Poderia tê-la questionado, exigido resposta, usado a razão, mas foi a emoção quem me guiou.

A primeira lágrima caiu.

Larguei tudo e decidi passar com ela as últimas horas que eu podia. Cada minuto parecia o último. Uma tortura. Uma incógnita.  Queria que fosse como um simples “boa noite” e no outro dia cedo pudesse acordá-la e continuar a vida, como sempre foi desde quando nos conhecemos. Mas não foi assim.

A primeira despedida foi desejando boa noite.

A segunda lágrima caiu. A terceira, quarta. Chorei a noite inteira.

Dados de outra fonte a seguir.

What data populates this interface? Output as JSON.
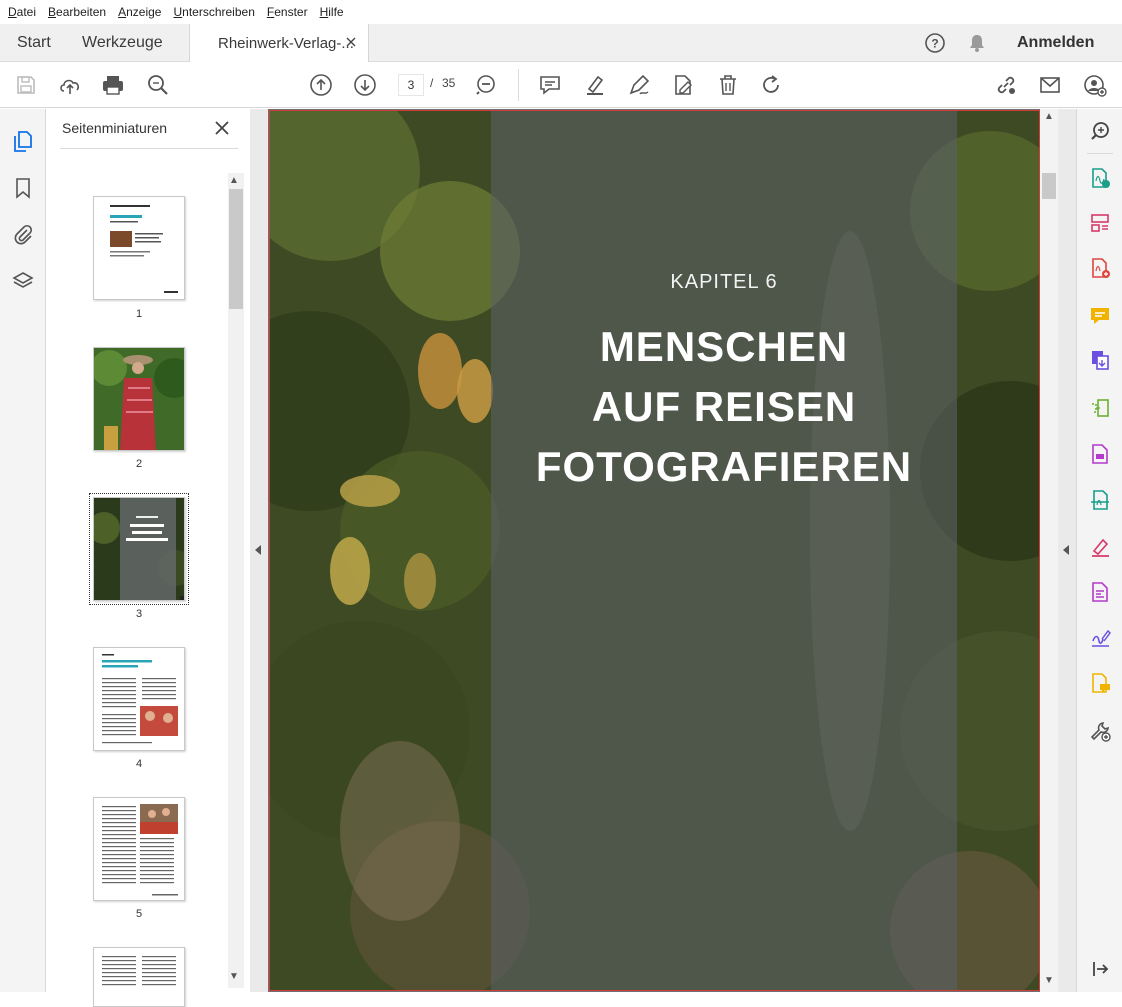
{
  "menu": [
    "Datei",
    "Bearbeiten",
    "Anzeige",
    "Unterschreiben",
    "Fenster",
    "Hilfe"
  ],
  "tabs": {
    "start": "Start",
    "tools": "Werkzeuge",
    "document": "Rheinwerk-Verlag-..."
  },
  "header": {
    "sign_in": "Anmelden"
  },
  "toolbar": {
    "current_page": "3",
    "separator": "/",
    "page_count": "35"
  },
  "thumbnails_panel": {
    "title": "Seitenminiaturen",
    "pages": [
      "1",
      "2",
      "3",
      "4",
      "5"
    ]
  },
  "document": {
    "chapter": "KAPITEL 6",
    "title_lines": [
      "MENSCHEN",
      "AUF REISEN",
      "FOTOGRAFIEREN"
    ]
  },
  "colors": {
    "accent_blue": "#1473e6",
    "selected_border": "#d23b3b"
  }
}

Covarde. Era isso que eu sentia ser. Arrumar a mala da pessoa que eu menos queria longe de mim. Arrumar a mala para um amor partir sem data pra voltar. Arrumei e fiz questão de carregar até ao aeroporto, fazer check-in, dar um abraço e um último beijo. A covardia é você não correr atrás de seus objetivos, e o meu deveria ser impedi-la de partir.

Ela partiu. A única coisa que deixou foi um envelope, que ainda não tive coragem de abrir.

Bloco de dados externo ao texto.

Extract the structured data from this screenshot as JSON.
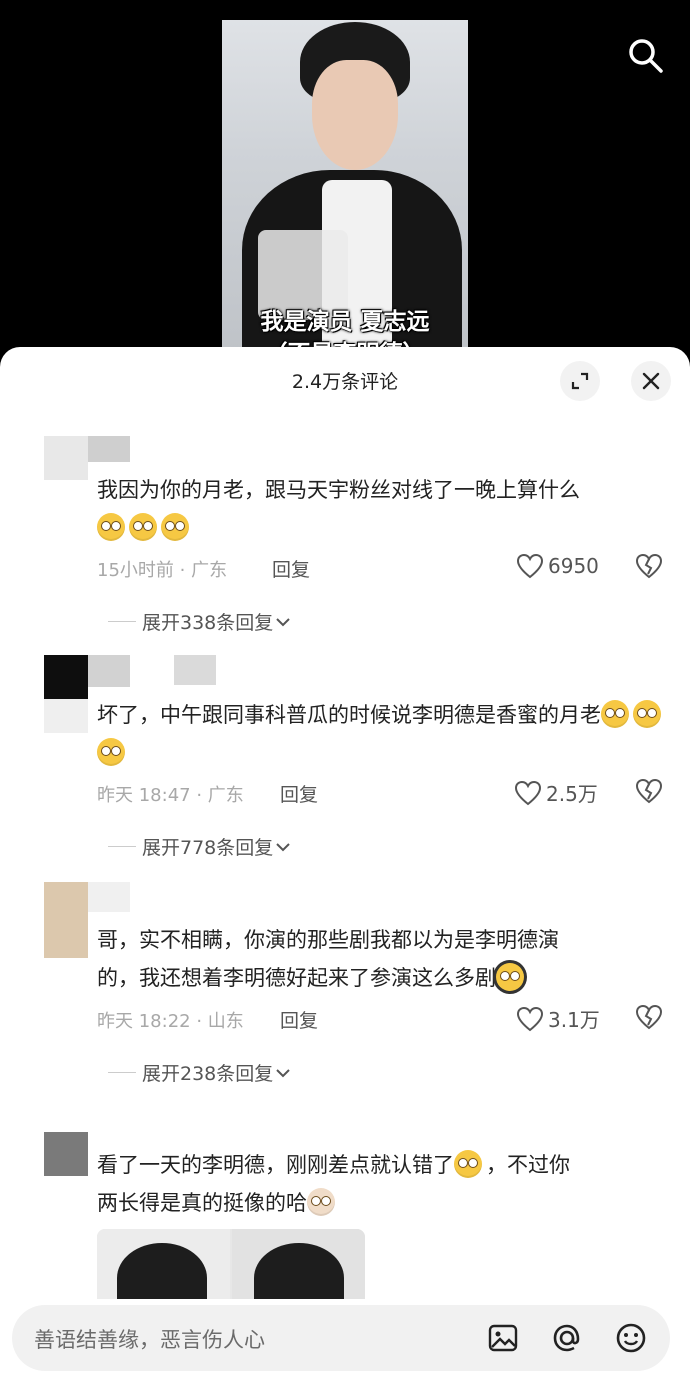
{
  "video": {
    "caption_line1": "我是演员 夏志远",
    "caption_line2": "（不是李明德）"
  },
  "header": {
    "icons": [
      "search-icon"
    ]
  },
  "sheet": {
    "title": "2.4万条评论",
    "icons": [
      "expand-icon",
      "close-icon"
    ]
  },
  "comments": [
    {
      "text": "我因为你的月老，跟马天宇粉丝对线了一晚上算什么",
      "emoji": [
        "flushed-emoji",
        "flushed-emoji",
        "flushed-emoji"
      ],
      "meta": "15小时前 · 广东",
      "reply_label": "回复",
      "likes": "6950",
      "expand_label": "展开338条回复"
    },
    {
      "text": "坏了，中午跟同事科普瓜的时候说李明德是香蜜的月老",
      "emoji": [
        "dizzy-emoji",
        "dizzy-emoji",
        "dizzy-emoji"
      ],
      "meta": "昨天 18:47 · 广东",
      "reply_label": "回复",
      "likes": "2.5万",
      "expand_label": "展开778条回复"
    },
    {
      "text_line1": "哥，实不相瞒，你演的那些剧我都以为是李明德演",
      "text_line2": "的，我还想着李明德好起来了参演这么多剧",
      "emoji": [
        "headphone-emoji"
      ],
      "meta": "昨天 18:22 · 山东",
      "reply_label": "回复",
      "likes": "3.1万",
      "expand_label": "展开238条回复"
    },
    {
      "text_part1": "看了一天的李明德，刚刚差点就认错了",
      "text_part2": "，不过你",
      "text_line2": "两长得是真的挺像的哈",
      "emoji": [
        "laugh-cry-emoji",
        "cat-emoji"
      ]
    }
  ],
  "input": {
    "placeholder": "善语结善缘，恶言伤人心",
    "icons": [
      "image-icon",
      "at-icon",
      "smile-icon"
    ]
  },
  "colors": {
    "background": "#000000",
    "sheet": "#ffffff",
    "muted_text": "#a8a8a8",
    "input_bg": "#f1f1f1"
  }
}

Cheguei em casa já de madrugada, deitei a cabeça no travesseiro e escutei o celular tocar. Peguei o aparelho no susto na esperança de que fosse uma mensagem de boa noite, como sempre. Mas essa era a primeira noite de um mundo agora sem ela.

A última lágrima caiu.

23.4.13

APRESENTAÇÃO


Uma história de amor nem sempre é feita somente de realidade, é também fantasias, sonhos e ficção. Elementos fundamentais para sair do plano real e descobrir o sabor abstrato de uma paixão.

Tudo começou quando eu soube que a passagem dela de volta já estava marcada. Faltavam 93 dias para o retorno. A princípio pensei em criar um blog retratando esses meus 90 dias à espera da sua volta, mas decidi esperar e começar agora, com 60 dias. Se agora você sabe que a passagem dela de volta está comprada e não está entendendo muito bem essa história, deixe-se levar pelo que vai ser contado aqui.

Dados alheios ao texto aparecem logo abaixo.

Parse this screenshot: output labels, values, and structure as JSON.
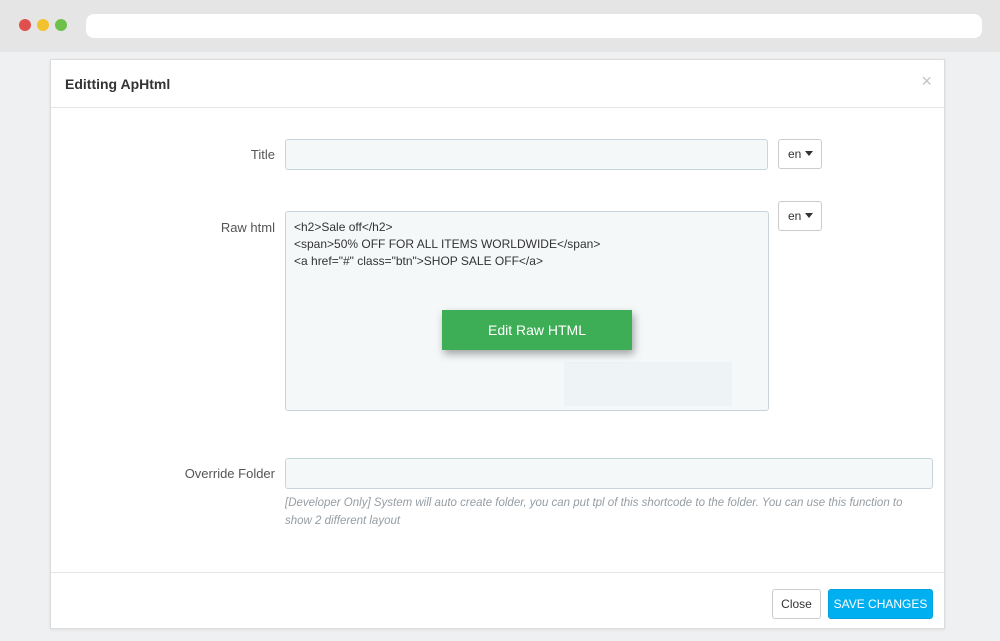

O blog é um projeto de criação literária, onde meus sentimentos e a minha escrita irão definir a intensidade com que os textos serão criados. A princípio um desafio. Serão 60 postagens que vão resgatar uma história que se formou e que com a ajuda do texto pretendo eternizar.

Tudo que for postado aqui é ficcional, é uma criação literária, inspirada em uma pessoa, inspirada em uma história, um futuro que eu nem sei se um dia vai chegar. Essa história é inspirada no amor que a partir de agora está registrado, está eternizado e na literatura nunca terá fim.

Foi uma necessidade. O que um autor coloca pra fora sempre é necessidade. A necessidade da alma de  transformar em palavras aquele sentimento que não consegue mais segurar. Eternizar uma história. Faltou coragem para fazer uma tatuagem com o nome dela (É brincadeira, pois não gosto de tatuagens), então decidi transformar em algum tipo de literatura. 

Eu também não sei o que vai sair até o fim deste blog, mas te convido a acompanhar essa experiência e compreender que o amor está nas coisas mínimas da vida. 

Por fim, dedico todos os meus escritos à pessoa que me inspira, Thainá Gondim.